Keeping a long-term perspective

Zimbabwe has recently banned the imports of some products – including placing heavy import restrictions on goods from South Africa. The country has also limited access to foreign currencies as a result of shortages in the market. But Gale says the company’s focus on export sales has also helped it survive.

“Since we export almost all of our production, the import ban has not affected us. As exporters we are not denied access to our forex earnings.”

The majority of each boot is made from locally obtained game-skin leathers, and the company can still source its packaging material and fabrics in Zimbabwe. However, rubber for the soles, as well as the cements, threads and lacing components, have to be imported from all over the world.

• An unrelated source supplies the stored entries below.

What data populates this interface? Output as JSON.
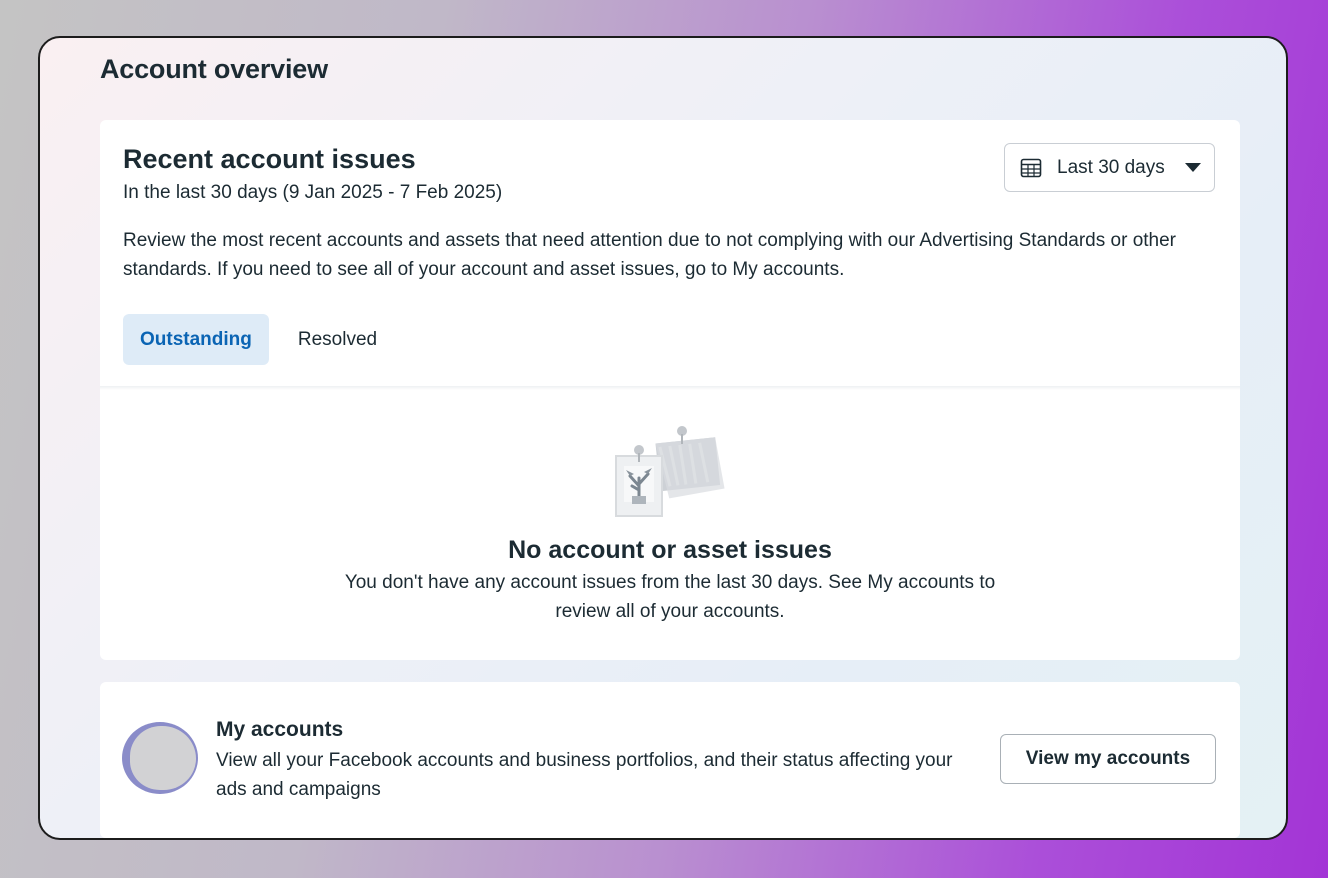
{
  "page": {
    "title": "Account overview"
  },
  "issues": {
    "title": "Recent account issues",
    "subtitle": "In the last 30 days (9 Jan 2025 - 7 Feb 2025)",
    "description": "Review the most recent accounts and assets that need attention due to not complying with our Advertising Standards or other standards. If you need to see all of your account and asset issues, go to My accounts.",
    "range": {
      "label": "Last 30 days",
      "icon": "calendar-icon"
    },
    "tabs": [
      {
        "label": "Outstanding",
        "active": true
      },
      {
        "label": "Resolved",
        "active": false
      }
    ],
    "empty": {
      "illustration": "notes-illustration",
      "title": "No account or asset issues",
      "description": "You don't have any account issues from the last 30 days. See My accounts to review all of your accounts."
    }
  },
  "accounts": {
    "title": "My accounts",
    "description": "View all your Facebook accounts and business portfolios, and their status affecting your ads and campaigns",
    "button_label": "View my accounts"
  },
  "colors": {
    "accent": "#0a64b4",
    "active_tab_bg": "#deebf7",
    "text": "#1c2b33"
  }
}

So what does it take to weather challenging business conditions? According to Gale, a willingness to make sacrifices and a long-term view are essential.

“As more and more providers of goods and services close down we’ve had to work harder to achieve any particular result. I’ve had to go back to school to learn many skills that we used to be able to rely on [someone local] to perform,” continues Gale.

“Our factory manager, Helen, knows every single retired engineer with a lathe (a machine for shaping materials) in his garage, and every hole-in-the-wall operation that has the potential to help in some way.”